Menurut catatan Konsorsium Buruh Migran Indonesia, pada tahun 2001 terdapat 2.231.143 kasus, 33 di antaranya kehilangan nyawa dan 107 mengalami penganiayaan disertai pemerkosaan. Pada tahun 2002, kasus buruh migran yang tewas meningkat menjadi 177 orang, termasuk yang meninggal di Nunukan.7 Contoh-contoh kasus tersebut menunjukkan belum maksimalnya kinerja pemerintah dalam memberikan perlindungan dan dukungan terhadap persoalan-persoalan yang dihadapi oleh perempuan, termasuk mereka yang menjadi pelintas batas sebagai tenaga kerja wanita di luar negeri. Hal ini terlihat dalam kinerja pemerintah dalam memberikan hak untuk bekerja/berusaha dan memperoleh jaminan sosial serta terpenuhinya kebutuhan dasar termasuk kesehatan yang dinilai sangat buruk kualitasnya. 

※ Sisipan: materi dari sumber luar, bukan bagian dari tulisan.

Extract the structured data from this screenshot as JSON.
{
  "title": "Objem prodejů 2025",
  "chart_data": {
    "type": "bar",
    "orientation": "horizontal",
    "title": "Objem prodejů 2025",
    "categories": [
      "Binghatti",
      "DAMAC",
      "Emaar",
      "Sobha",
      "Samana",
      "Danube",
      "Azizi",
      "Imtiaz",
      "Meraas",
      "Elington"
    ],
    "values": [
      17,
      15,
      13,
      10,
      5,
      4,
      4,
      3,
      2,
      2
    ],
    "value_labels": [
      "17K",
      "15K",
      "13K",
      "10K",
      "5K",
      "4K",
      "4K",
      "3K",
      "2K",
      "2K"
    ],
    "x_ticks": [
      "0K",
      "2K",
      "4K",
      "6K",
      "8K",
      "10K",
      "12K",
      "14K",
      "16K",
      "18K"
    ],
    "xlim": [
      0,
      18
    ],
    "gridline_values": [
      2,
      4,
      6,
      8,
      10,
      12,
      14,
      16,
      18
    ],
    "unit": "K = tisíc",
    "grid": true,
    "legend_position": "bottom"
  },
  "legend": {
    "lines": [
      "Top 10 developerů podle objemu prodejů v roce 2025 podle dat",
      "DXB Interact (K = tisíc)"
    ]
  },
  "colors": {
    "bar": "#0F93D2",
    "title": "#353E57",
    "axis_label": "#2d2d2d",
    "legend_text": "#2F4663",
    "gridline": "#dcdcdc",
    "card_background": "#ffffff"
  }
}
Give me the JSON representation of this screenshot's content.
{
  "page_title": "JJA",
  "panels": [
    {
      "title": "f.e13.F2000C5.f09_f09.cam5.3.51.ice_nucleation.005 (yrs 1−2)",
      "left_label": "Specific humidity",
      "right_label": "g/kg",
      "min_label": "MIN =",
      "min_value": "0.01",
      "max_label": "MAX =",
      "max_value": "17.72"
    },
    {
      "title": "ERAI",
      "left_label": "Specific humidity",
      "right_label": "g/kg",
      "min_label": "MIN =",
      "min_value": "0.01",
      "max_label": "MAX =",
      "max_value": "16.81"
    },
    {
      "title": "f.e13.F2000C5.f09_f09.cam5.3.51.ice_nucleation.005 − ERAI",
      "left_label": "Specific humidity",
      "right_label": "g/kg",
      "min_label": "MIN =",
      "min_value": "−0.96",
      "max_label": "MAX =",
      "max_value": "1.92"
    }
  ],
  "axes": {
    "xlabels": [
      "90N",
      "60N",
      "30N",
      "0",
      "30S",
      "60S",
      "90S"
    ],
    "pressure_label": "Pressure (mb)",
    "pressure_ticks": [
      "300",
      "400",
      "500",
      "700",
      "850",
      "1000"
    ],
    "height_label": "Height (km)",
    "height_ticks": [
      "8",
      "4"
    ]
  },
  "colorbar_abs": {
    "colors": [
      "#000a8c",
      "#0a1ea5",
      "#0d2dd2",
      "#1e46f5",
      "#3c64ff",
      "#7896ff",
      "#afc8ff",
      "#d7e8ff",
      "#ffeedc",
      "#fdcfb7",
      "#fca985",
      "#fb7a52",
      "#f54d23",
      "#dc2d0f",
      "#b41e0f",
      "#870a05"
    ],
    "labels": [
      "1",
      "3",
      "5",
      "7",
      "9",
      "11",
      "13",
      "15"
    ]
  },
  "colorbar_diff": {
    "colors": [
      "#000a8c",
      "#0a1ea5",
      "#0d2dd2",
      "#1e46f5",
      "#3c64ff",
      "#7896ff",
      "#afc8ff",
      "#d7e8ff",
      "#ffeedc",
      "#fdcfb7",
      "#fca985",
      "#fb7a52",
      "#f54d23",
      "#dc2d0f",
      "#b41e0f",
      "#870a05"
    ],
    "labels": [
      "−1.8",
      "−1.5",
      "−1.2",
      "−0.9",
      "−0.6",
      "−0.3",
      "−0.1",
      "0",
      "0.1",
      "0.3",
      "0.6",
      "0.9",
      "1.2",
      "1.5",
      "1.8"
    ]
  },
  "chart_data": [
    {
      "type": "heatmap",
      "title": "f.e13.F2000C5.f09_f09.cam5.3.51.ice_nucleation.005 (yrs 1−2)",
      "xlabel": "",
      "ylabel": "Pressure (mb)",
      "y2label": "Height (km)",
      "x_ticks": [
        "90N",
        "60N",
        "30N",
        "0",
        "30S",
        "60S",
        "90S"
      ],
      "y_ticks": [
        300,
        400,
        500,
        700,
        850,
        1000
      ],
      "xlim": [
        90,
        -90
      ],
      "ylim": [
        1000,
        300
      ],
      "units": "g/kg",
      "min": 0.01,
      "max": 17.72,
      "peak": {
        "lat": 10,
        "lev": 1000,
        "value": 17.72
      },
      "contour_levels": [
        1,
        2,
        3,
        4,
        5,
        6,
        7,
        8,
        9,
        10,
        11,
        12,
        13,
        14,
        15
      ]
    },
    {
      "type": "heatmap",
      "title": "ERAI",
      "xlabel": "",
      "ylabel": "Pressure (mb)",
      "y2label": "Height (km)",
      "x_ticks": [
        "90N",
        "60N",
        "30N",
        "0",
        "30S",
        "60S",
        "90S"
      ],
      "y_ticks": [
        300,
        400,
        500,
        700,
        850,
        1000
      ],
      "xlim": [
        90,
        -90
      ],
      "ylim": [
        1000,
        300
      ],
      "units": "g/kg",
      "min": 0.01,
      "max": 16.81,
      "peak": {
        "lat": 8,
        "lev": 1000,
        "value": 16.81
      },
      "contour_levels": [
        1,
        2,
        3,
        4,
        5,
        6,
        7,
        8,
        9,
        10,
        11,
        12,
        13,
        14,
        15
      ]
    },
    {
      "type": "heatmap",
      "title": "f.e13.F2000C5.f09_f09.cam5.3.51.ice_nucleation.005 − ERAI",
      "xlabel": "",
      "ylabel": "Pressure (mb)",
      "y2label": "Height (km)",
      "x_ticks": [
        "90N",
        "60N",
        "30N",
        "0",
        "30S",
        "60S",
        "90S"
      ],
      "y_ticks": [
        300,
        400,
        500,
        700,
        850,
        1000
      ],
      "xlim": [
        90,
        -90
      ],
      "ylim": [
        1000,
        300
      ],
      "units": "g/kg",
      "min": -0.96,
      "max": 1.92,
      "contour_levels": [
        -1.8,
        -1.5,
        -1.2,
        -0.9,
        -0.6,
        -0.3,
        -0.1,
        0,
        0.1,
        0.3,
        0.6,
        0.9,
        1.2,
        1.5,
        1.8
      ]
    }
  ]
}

Meskipun sudah pemerintah Indonesia sudah meratifikasi Konvensi Penghapusan Segala bentuk Diskriminasi terhadap Perempuan (The Convention on the Elemination  of All Forms of Discrimination Against Women atau CEDAW(, tetapi pemerintah Indonesia belum melaksanakan dengan maksimal. Hal ini sekali lagi karena negara merupakan pihak yang ikut melestarikan budaya patriarki dengan produk peraturan dan kebijakan yang dikeluarkan belum memberikan keuntungan bagi perempuan.
Sehingga perlu adanya gerakan untuk mendesakkan keadilan dan kesetaraan bagi perempuan di segala bidang. Disinilah pentingnya partisipasi perempuan dalam politik karena yang sunguh-sungguh memahami dan mengerti persoalan dan kondisi perempuan adalah perempuan itu sendiri.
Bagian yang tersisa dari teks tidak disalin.